お嬢様パンチなので、簡単に手首を掴めた。力が弱いねー。俺が強く握ると、ピクリとも動かせないでいる。
「何をするのか? それはこちらの台詞ですよ、お嬢様。それと悲鳴上げてもダメですよ。私も女の子だし、年下だし」
もう片方の手で島田パイセンの顎を掴む。顔を近づけ、頭突き!
――をしようと思ったっけど、直前で止めた。だって、めっちゃ美人なんだもん。良い匂いがするんだもん。俺は平和主義者なんだもん。可愛そうだもん。

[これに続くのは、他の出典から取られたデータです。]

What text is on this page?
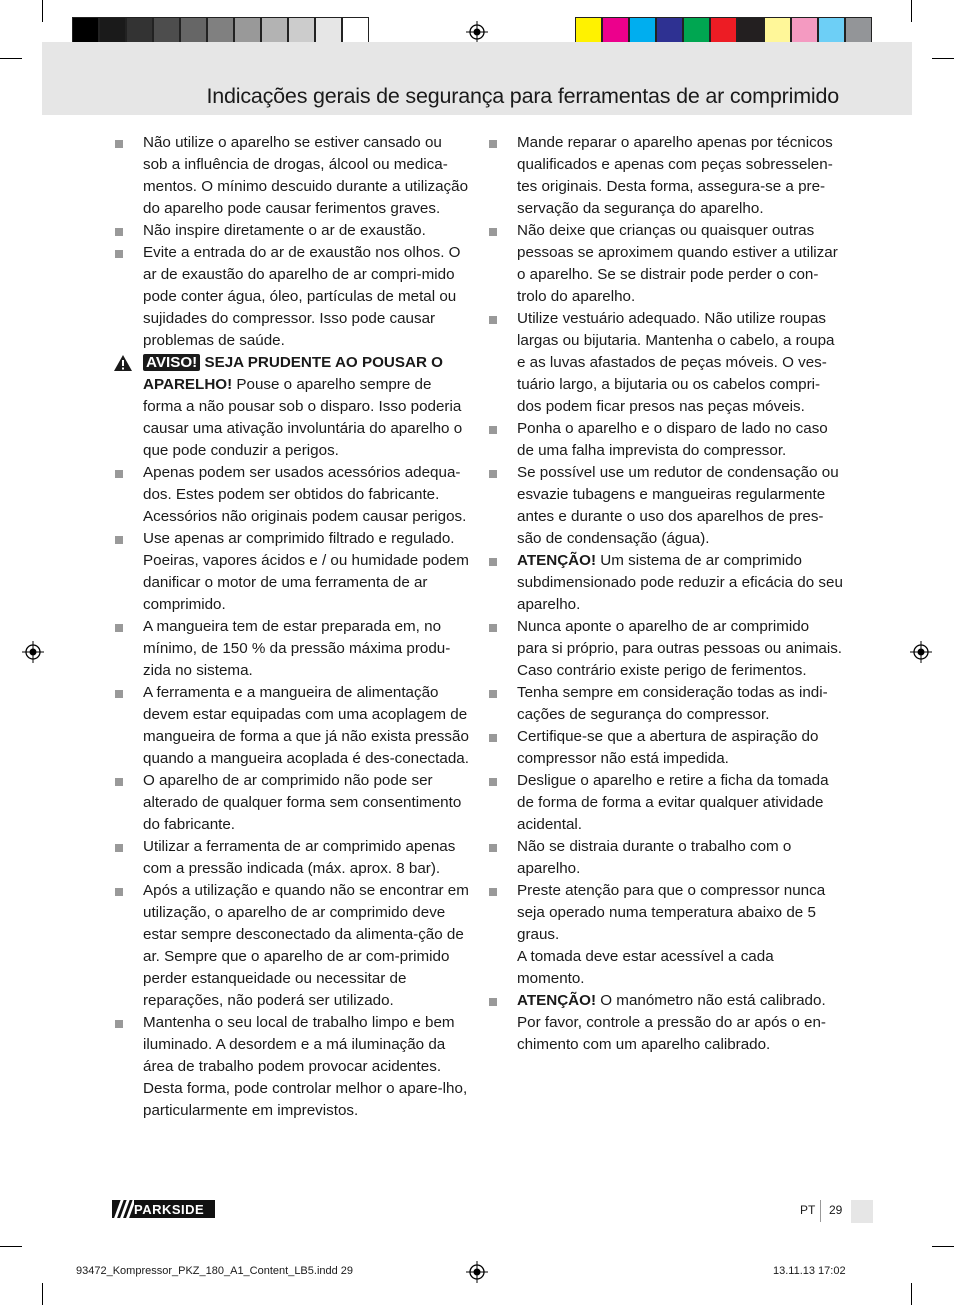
Indicações gerais de segurança para ferramentas de ar comprimido
Não utilize o aparelho se estiver cansado ou sob a influência de drogas, álcool ou medica-mentos. O mínimo descuido durante a utilização do aparelho pode causar ferimentos graves.
Não inspire diretamente o ar de exaustão.
Evite a entrada do ar de exaustão nos olhos. O ar de exaustão do aparelho de ar compri-mido pode conter água, óleo, partículas de metal ou sujidades do compressor. Isso pode causar problemas de saúde.
AVISO! SEJA PRUDENTE AO POUSAR O APARELHO! Pouse o aparelho sempre de forma a não pousar sob o disparo. Isso poderia causar uma ativação involuntária do aparelho o que pode conduzir a perigos.
Apenas podem ser usados acessórios adequa-dos. Estes podem ser obtidos do fabricante. Acessórios não originais podem causar perigos.
Use apenas ar comprimido filtrado e regulado. Poeiras, vapores ácidos e / ou humidade podem danificar o motor de uma ferramenta de ar comprimido.
A mangueira tem de estar preparada em, no mínimo, de 150 % da pressão máxima produ-zida no sistema.
A ferramenta e a mangueira de alimentação devem estar equipadas com uma acoplagem de mangueira de forma a que já não exista pressão quando a mangueira acoplada é des-conectada.
O aparelho de ar comprimido não pode ser alterado de qualquer forma sem consentimento do fabricante.
Utilizar a ferramenta de ar comprimido apenas com a pressão indicada (máx. aprox. 8 bar).
Após a utilização e quando não se encontrar em utilização, o aparelho de ar comprimido deve estar sempre desconectado da alimenta-ção de ar. Sempre que o aparelho de ar com-primido perder estanqueidade ou necessitar de reparações, não poderá ser utilizado.
Mantenha o seu local de trabalho limpo e bem iluminado. A desordem e a má iluminação da área de trabalho podem provocar acidentes. Desta forma, pode controlar melhor o apare-lho, particularmente em imprevistos.
Mande reparar o aparelho apenas por técnicos qualificados e apenas com peças sobresselen-tes originais. Desta forma, assegura-se a pre-servação da segurança do aparelho.
Não deixe que crianças ou quaisquer outras pessoas se aproximem quando estiver a utilizar o aparelho. Se se distrair pode perder o con-trolo do aparelho.
Utilize vestuário adequado. Não utilize roupas largas ou bijutaria. Mantenha o cabelo, a roupa e as luvas afastados de peças móveis. O ves-tuário largo, a bijutaria ou os cabelos compri-dos podem ficar presos nas peças móveis.
Ponha o aparelho e o disparo de lado no caso de uma falha imprevista do compressor.
Se possível use um redutor de condensação ou esvazie tubagens e mangueiras regularmente antes e durante o uso dos aparelhos de pres-são de condensação (água).
ATENÇÃO! Um sistema de ar comprimido subdimensionado pode reduzir a eficácia do seu aparelho.
Nunca aponte o aparelho de ar comprimido para si próprio, para outras pessoas ou animais. Caso contrário existe perigo de ferimentos.
Tenha sempre em consideração todas as indi-cações de segurança do compressor.
Certifique-se que a abertura de aspiração do compressor não está impedida.
Desligue o aparelho e retire a ficha da tomada de forma de forma a evitar qualquer atividade acidental.
Não se distraia durante o trabalho com o aparelho.
Preste atenção para que o compressor nunca seja operado numa temperatura abaixo de 5 graus.
A tomada deve estar acessível a cada momento.
ATENÇÃO! O manómetro não está calibrado. Por favor, controle a pressão do ar após o en-chimento com um aparelho calibrado.
PARKSIDE	PT 29
93472_Kompressor_PKZ_180_A1_Content_LB5.indd 29	13.11.13 17:02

「一言ご命じくだされば、靴の一つや二つ、舐めてご覧に入れましょうに……」
お舐めなさい、と言われれば喜んで靴を舐めますよ、上目遣いで。爪先から見上げればおパンツ丸見えでしょうから。
ポイと手を離し、お家を見上げる。
「それにしても良いお家にお住まいだ」
洗濯物干しが二階のベランダにある。
「何をする気よ!?」
「別に」
見上げた先に、女子の下着っぽいのが乾されていたのだ。パイセンのかな? って想像しながら見上げただけ。
「では先輩。これからも贔屓にしてやってくださいね」
バイバイって手を振ってお別れした。仲良くなれると良いな。
「え? なにそれ? イジメ? イジメなの? すぐに殴り返さなきゃ調子に乗られるわよ!」
破れた制服を見せたらこうなった。ノリ子さんは俺以上に武闘派だった。
「アレって、イジメだったのか? イジメってもっと陰湿なんだと思ってた」
島で二人きりで育った俺は「イジメ」にピンと来ていない。
沢山の女の子に囲まれて嬉しかった。だって、皆様3年生だよ。15歳ともなれば準高校生。年上のおんなの人じゃないか。

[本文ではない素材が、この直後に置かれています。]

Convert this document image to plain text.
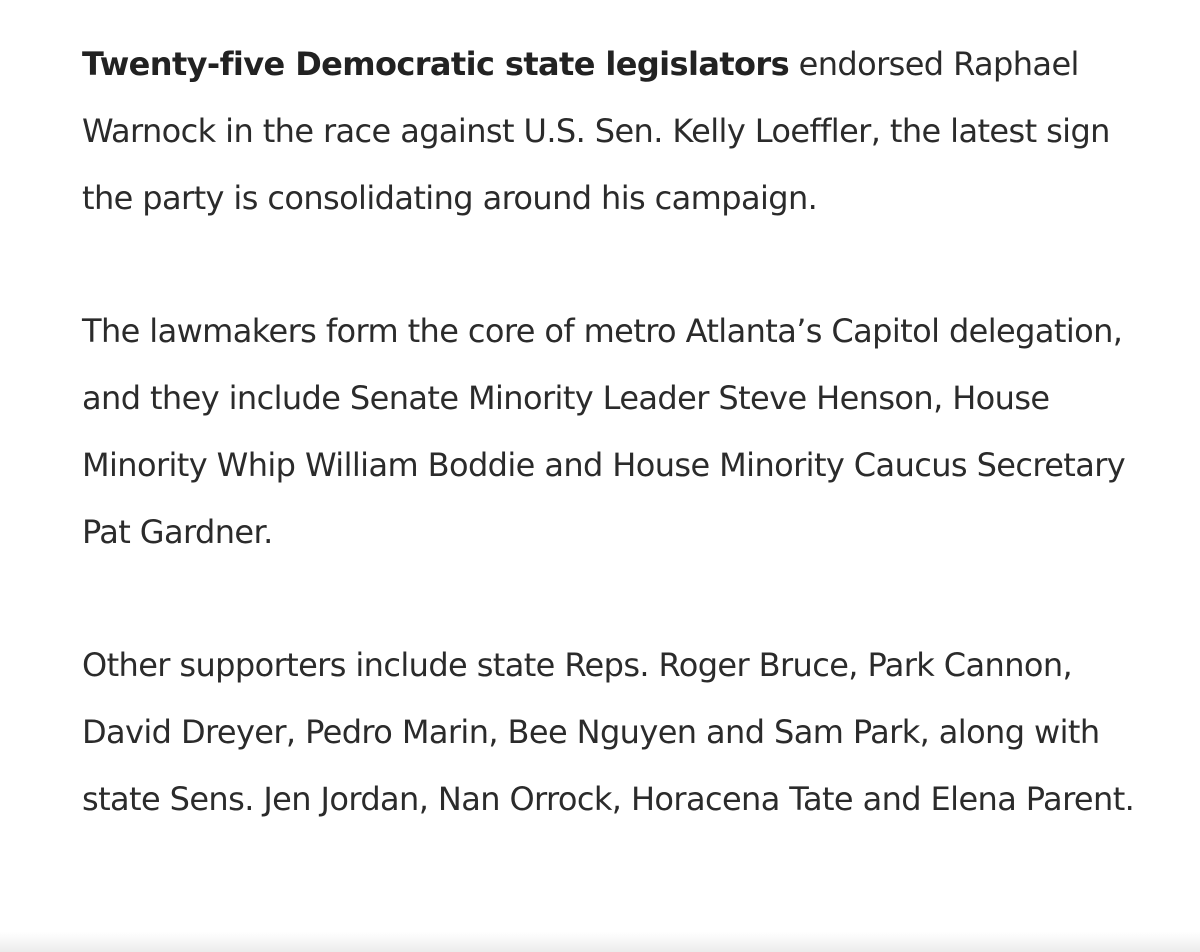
Twenty-five Democratic state legislators endorsed Raphael Warnock in the race against U.S. Sen. Kelly Loeffler, the latest sign the party is consolidating around his campaign.

The lawmakers form the core of metro Atlanta’s Capitol delegation, and they include Senate Minority Leader Steve Henson, House Minority Whip William Boddie and House Minority Caucus Secretary Pat Gardner.

Other supporters include state Reps. Roger Bruce, Park Cannon, David Dreyer, Pedro Marin, Bee Nguyen and Sam Park, along with state Sens. Jen Jordan, Nan Orrock, Horacena Tate and Elena Parent.
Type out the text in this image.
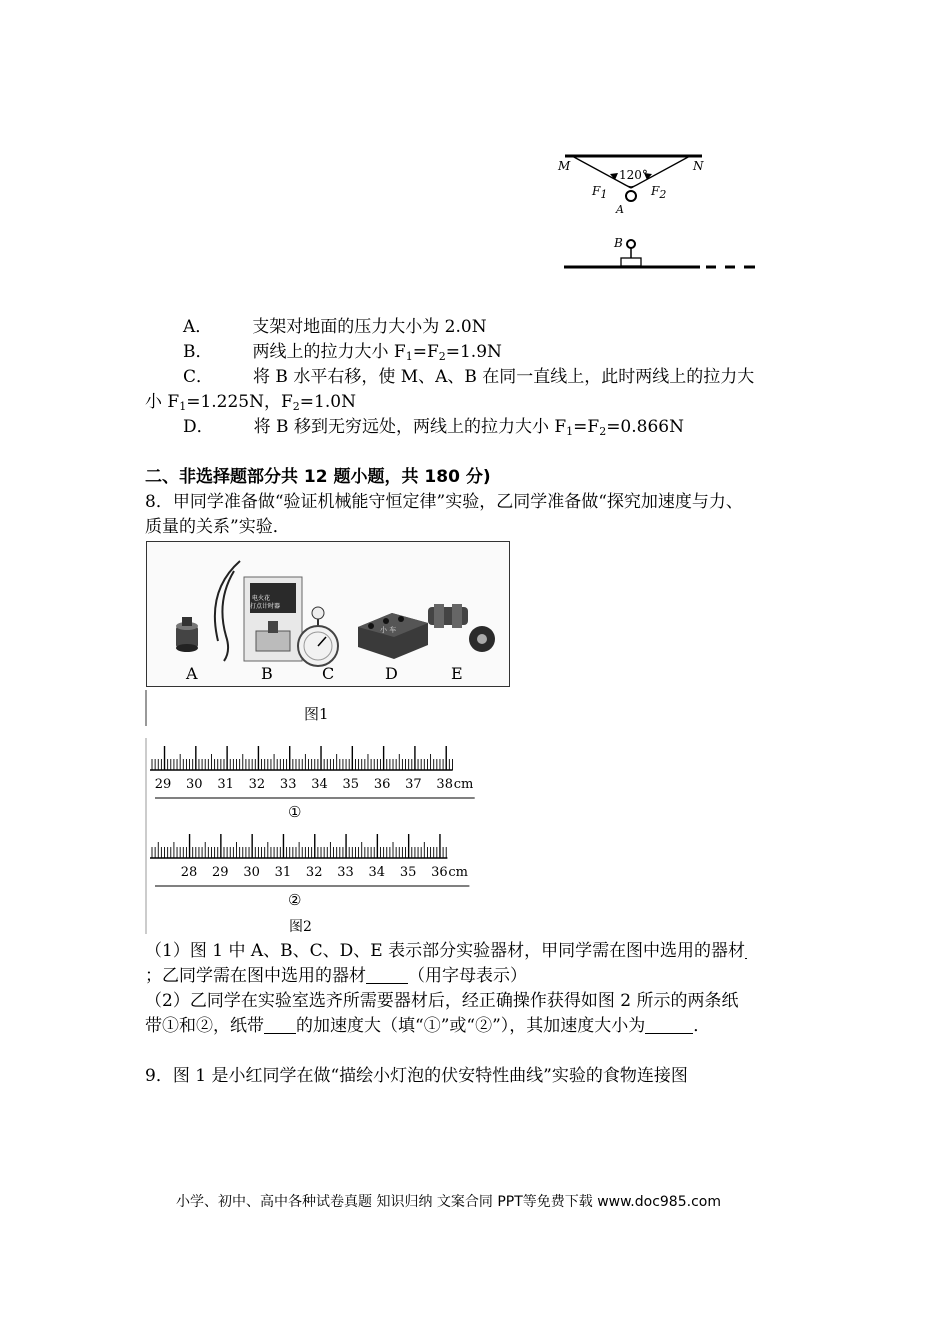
M	N
120°
F1	F2
A
B
A． 支架对地面的压力大小为 2.0N
B． 两线上的拉力大小 $F_1=F_2=1.9N$
C． 将 B 水平右移，使 M、A、B 在同一直线上，此时两线上的拉力大
小 $F_1=1.225N$，$F_2=1.0N$
D． 将 B 移到无穷远处，两线上的拉力大小 $F_1=F_2=0.866N$
二、非选择题部分共 12 题小题，共 180 分)
8．甲同学准备做“验证机械能守恒定律”实验，乙同学准备做“探究加速度与力、
质量的关系”实验．
电火花
打点计时器
小 车
A	B	C	D	E
图1
29 30 31 32 33 34 35 36 37 38 cm
①
28 29 30 31 32 33 34 35 36 cm
②
图2
（1）图 1 中 A、B、C、D、E 表示部分实验器材，甲同学需在图中选用的器材
；乙同学需在图中选用的器材 （用字母表示）
（2）乙同学在实验室选齐所需要器材后，经正确操作获得如图 2 所示的两条纸
带①和②，纸带 的加速度大（填“①”或“②”），其加速度大小为	．
9．图 1 是小红同学在做“描绘小灯泡的伏安特性曲线”实验的食物连接图
小学、初中、高中各种试卷真题 知识归纳 文案合同 PPT等免费下载 www.doc985.com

お体のラインなんかもより曲線がエロくて、お胸も柔らかそうに膨らんでおられる。そっちの情報が多すぎてなんも頭に入ってこなかった。
そかも、島田先輩の手首が細ッ! 華奢ッ! 華奢で括れてて張ってる!
もう一回、囲んでくれないかな?
今夜は遅くまで起きていた。
で、翌日。
もう一人の、美人さんの先輩、川村さんの後をこれ見よがしにつけていった。
後ろを振り返られる度、にっこり笑って手を振った。困ってる顔も可愛いゲヘ。
お家どこかなー?
個人情報がうるさくなければ、住所なんか簡単に分かるし、こんな面倒なことしなくてもいいのに。ほんと、くたばれよ個人情報!
川村という名前は判明している。違う家に入っても、嘘だと分かる。
なかなか自宅へ帰ってくれないので、気を利かせて姿を隠した。角に隠れて手鏡で美人先輩の動向を監視する。……この手鏡は俺が自分の顔を見るために常備してある一品だ。アルミの四角いのでマングムって裏にかいていある。

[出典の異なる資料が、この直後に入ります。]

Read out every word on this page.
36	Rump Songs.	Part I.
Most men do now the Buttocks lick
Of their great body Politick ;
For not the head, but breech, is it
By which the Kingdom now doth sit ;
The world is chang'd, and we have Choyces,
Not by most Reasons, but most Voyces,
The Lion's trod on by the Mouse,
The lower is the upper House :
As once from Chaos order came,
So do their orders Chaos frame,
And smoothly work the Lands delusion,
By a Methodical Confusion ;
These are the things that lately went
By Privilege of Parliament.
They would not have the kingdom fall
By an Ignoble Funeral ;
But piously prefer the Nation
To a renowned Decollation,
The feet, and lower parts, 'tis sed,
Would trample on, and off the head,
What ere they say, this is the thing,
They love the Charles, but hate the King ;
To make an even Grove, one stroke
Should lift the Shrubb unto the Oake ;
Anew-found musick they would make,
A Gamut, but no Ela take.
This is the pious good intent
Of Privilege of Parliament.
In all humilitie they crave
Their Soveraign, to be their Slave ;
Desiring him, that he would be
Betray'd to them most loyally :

川村さんは、すげー用心しながら、とある閑静な住宅街へと入っていき、一軒の家に入っていった。
「川村」の表札があがっていた。住所まで表記されていた。素晴らしきかな個人情報。
写真撮ってから、チャイムを押した。
3回目でインターホンに反応があった。お母さんの声っぽい。
「どちら?」
「同じ中学の後輩です。いま入っていくところを偶然見かけまして。お姉様はご在宅ですか?」
しばし沈黙。
「会いたくないと言ってます。お引き取りください」
「わかりまし――」
ブツン!
インターホンが切られた。
失礼なお母さんだなー。
さらに翌日の朝一番。
だいぶスキンシップが取れたと判断して、直接、美女お二人の教室へ乗り込んだ。
「ああいうまどろっこしいことをなさらなくとも、直接声をかけていただければ、こうしてこちらから参りましたのに」
首をすくめて小さくなってる2人を前に、どかっと音を立てて腰を下ろす俺。
「気に障ることがあれば、遠慮なく申し出てくださいよ、お姉様。そうそう、お姉様方、お近づきの印に何かおごらせてくださいよ。放課後待ってますから、2人きりで来てくださいね」
翠のプレゼントで持ち金全部使いってしまい、金欠状態なのですが、ノリ子さんが資金を提供してくれた。こういう面白いことが大好きな女性である。
とはいえ、彼女らのお友達の分まで持ってない。本来ならハーレムなのだが、断腸の思いで2人だけのお誘いとした。
これは、いわばノリ子さん公認のナンパ。
食事に誘うトコロまでトントン拍子に進んできた。
女の子だから簡単に事が運ぶんだ、きっと。女の子に産まれて良かった!
それでは、と言うことで席を立った。
「そうそう!」
思いだしたように振り返る。
「いつかお姉様方のお友達の方々も紹介してくださいよ。それでは」
王子様を心がけて、頭を下げておいた。こういう事は最初の印象が大事だからね。あわよくば、お友達のお姉様とも親密な間柄になりたい。下心だけは満載しております。